Two-and-a-half years ago, President Obama teamed up with Democrats in Congress to pass a health care bill they knew most Americans didn't want. Americans weren't shy about expressing their bad opinion of the bill, so Democrats settled on a dishonest sales pitch aimed at changing their minds.
Nearly every day since, the promises that formed the heart of that sales pitch have been exposed as deceptions. Whether it was the pledge of lower health care costs, lower premiums, the protection of Medicare, or the oft-repeated claim that those who like the plans they have can keep them, Obamacare has already produced a lengthy trail of broken promises even before the Supreme Court blew the cover on what may be the biggest howler of all: that the penalty incurred for not obtaining health insurance was somehow not a tax.
For years, President Obama swore up and down that the failure to buy insurance would not result in a tax. And the reason for the claim was obvious: If Americans knew they'd have to choose between being forced to buy a health insurance policy mandated by the government or pay a tax, it never would have passed. Nor could the president claim he wasn't raising taxes on the middle class.
The Supreme Court upheld the individual mandate on one basis only: that a failure to buy the insurance results in a tax. According to the majority opinion, Congress does not have the constitutional authority to mandate insurance coverage for every American under the Commerce Clause, but it does have the power to tax. So the majority upheld this mandate on that basis.
In the eyes of the court, the failure to follow the individual mandate will get you taxed, plain and simple, and according to the nonpartisan Congressional Budget Office, it hits the middle class hardest. That's why last week's decision turns the president's campaign rhetoric on its head. According to the CBO, at least 77 percent of the people paying this tax will meet the president's own definition of middle class.
Despite paying an average tax of nearly $1,200, the people paying this penalty still won't have health insurance.
This is the truth the court unmasked on Thursday, and it's one that Republicans will continue to talk about until this terrible law is wiped clear off the books. Most Americans thought the process Democrats used to pass it was unseemly, secretive, partisan and anti-democratic. Unlike the proponents of this bill, they also thought it was unconstitutional for Washington to create commerce in order to regulate it.
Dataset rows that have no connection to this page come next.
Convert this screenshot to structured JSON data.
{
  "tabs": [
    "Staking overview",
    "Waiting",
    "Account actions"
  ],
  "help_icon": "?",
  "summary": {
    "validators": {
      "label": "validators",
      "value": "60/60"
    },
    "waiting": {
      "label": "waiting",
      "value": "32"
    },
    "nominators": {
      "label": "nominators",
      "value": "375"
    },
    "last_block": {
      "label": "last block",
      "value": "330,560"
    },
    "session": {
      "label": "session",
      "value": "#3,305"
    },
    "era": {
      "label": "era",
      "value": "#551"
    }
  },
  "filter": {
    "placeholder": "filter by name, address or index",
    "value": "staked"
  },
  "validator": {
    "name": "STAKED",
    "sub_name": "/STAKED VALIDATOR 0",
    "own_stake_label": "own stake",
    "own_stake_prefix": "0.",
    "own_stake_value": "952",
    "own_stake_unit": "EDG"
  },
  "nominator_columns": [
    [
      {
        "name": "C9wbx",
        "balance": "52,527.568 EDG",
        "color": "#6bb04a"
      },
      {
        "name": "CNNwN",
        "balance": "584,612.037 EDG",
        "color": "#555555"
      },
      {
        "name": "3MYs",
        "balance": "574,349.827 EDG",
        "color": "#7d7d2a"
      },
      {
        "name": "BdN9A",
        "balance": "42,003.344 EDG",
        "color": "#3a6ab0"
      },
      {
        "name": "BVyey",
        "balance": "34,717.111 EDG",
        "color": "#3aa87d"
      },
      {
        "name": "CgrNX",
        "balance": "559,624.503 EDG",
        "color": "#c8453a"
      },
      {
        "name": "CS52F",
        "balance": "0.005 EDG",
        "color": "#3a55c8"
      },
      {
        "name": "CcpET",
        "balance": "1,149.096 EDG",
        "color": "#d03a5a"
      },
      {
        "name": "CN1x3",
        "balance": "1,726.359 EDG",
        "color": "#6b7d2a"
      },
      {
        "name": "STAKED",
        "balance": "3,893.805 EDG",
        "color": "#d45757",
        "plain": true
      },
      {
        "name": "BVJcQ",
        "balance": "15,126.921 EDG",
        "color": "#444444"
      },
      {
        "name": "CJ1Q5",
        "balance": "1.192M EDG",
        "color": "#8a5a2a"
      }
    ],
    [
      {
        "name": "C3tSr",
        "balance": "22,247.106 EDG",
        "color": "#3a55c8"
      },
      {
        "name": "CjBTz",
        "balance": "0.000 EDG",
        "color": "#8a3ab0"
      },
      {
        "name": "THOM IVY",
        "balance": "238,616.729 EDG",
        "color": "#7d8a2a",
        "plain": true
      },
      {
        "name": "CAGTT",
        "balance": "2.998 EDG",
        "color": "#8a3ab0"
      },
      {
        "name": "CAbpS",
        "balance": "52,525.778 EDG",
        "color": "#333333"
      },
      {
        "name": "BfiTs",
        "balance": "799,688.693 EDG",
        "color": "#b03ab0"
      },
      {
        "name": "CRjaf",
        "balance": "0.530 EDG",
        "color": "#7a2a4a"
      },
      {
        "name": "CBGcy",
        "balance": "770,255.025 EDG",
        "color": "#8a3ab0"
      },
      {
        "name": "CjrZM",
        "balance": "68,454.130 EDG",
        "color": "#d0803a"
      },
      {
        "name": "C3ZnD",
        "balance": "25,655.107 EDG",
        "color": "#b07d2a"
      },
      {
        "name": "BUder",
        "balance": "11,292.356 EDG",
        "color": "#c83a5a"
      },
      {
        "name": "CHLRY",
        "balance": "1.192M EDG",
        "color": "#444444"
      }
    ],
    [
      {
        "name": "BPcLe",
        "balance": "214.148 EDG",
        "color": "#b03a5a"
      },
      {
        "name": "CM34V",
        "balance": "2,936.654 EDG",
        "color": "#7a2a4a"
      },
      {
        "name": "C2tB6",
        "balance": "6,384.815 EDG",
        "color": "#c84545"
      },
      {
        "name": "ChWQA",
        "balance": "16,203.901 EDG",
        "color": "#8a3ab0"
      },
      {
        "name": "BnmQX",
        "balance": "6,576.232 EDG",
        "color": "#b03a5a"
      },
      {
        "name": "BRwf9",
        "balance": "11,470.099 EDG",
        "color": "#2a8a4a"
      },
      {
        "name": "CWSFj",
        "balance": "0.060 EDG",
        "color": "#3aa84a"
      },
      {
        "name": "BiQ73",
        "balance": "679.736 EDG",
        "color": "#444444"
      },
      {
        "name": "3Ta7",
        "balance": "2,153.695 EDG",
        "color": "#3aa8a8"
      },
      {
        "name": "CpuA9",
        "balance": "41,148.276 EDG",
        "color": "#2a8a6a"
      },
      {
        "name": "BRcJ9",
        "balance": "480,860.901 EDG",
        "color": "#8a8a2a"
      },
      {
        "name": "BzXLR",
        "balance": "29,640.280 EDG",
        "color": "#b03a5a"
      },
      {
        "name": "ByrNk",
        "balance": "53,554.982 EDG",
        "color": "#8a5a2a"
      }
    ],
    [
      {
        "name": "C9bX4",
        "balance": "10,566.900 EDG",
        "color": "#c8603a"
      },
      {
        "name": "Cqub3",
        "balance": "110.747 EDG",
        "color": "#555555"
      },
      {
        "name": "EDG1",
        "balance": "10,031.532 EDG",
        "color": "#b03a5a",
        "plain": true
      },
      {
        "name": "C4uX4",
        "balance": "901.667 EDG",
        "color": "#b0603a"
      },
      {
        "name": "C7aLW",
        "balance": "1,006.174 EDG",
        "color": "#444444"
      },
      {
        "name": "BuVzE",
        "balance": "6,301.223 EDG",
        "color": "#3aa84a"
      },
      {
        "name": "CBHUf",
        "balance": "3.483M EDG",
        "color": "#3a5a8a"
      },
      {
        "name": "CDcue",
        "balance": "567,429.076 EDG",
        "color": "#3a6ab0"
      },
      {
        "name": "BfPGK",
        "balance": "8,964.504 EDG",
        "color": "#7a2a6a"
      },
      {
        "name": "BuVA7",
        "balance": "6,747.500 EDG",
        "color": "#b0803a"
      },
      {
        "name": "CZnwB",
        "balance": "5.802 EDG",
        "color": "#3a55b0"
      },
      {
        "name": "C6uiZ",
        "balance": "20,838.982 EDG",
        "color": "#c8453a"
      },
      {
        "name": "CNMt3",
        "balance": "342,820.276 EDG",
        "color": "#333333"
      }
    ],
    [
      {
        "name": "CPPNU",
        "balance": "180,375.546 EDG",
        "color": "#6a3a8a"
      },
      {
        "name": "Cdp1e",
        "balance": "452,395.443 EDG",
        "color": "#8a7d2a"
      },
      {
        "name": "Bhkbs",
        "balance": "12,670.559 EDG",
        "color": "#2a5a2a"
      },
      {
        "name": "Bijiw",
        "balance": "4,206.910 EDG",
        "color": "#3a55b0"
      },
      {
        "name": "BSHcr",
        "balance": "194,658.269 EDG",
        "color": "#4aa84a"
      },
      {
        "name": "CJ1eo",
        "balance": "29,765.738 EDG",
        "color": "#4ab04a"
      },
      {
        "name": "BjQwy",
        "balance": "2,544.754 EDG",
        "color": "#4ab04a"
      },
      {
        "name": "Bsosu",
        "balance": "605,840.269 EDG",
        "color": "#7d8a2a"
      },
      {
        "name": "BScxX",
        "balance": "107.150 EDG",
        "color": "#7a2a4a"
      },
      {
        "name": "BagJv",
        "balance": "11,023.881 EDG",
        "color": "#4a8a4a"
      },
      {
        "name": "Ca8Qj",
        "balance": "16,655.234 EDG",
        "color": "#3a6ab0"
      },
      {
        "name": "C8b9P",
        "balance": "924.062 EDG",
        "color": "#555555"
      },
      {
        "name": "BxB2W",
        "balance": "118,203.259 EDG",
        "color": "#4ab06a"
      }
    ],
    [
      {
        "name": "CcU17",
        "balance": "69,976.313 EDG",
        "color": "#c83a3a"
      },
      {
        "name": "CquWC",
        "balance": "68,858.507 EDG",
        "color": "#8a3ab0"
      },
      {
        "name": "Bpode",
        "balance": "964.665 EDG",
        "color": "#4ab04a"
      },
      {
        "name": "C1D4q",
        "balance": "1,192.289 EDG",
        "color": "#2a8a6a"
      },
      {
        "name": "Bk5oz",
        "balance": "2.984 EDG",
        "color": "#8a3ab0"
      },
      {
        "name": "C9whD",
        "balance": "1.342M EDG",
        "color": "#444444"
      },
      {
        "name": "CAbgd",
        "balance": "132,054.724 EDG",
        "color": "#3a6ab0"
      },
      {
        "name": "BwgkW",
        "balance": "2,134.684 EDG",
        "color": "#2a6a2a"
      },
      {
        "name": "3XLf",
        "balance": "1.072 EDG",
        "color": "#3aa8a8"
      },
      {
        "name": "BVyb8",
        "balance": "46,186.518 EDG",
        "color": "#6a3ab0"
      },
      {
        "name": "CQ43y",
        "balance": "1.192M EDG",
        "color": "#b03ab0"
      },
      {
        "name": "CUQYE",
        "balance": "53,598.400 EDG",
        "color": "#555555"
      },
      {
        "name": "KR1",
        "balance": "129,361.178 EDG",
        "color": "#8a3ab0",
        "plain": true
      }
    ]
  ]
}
All of this is still true. But what many Americans may not have appreciated when the president's health care bill was passed was how empty all the promises were that were used to sell it. At the center of them all was the claim that the failure to comply with the individual mandate would not result in a tax. But the court has now spoken: It is a tax. It falls primarily on middle-class individuals and families. And this is just one more reason among many for why Obamacare must be repealed.
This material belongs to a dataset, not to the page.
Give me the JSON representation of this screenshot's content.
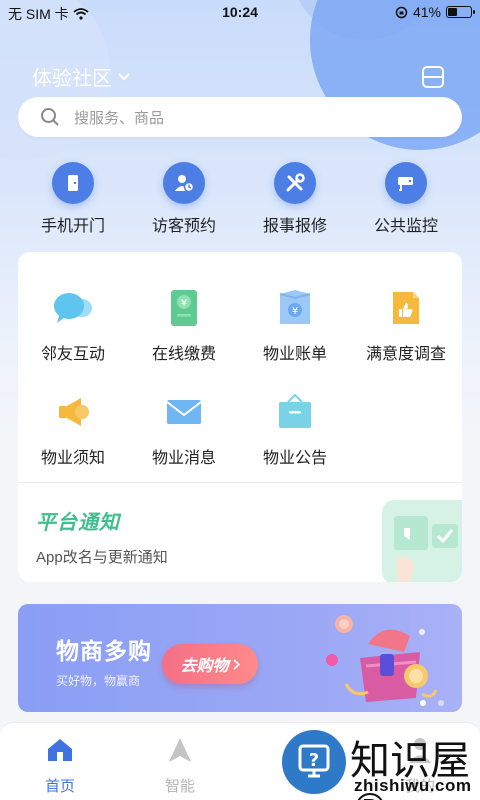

It's time for Democrats to stop defending the indefensible and to join us in repealing this colossal mistake. The court's decision gives us the clearest proof yet that this law has to go, so we can clear the way for common-sense, step-by-step reforms that protect Americans' access to the care they need, from the doctor they choose, at a lower cost. And that's precisely what Republicans intend to do.
Sen. Mitch McConnell, Kentucky Republican, is minority leader of the Senate. He was first elected to Congress in 1984.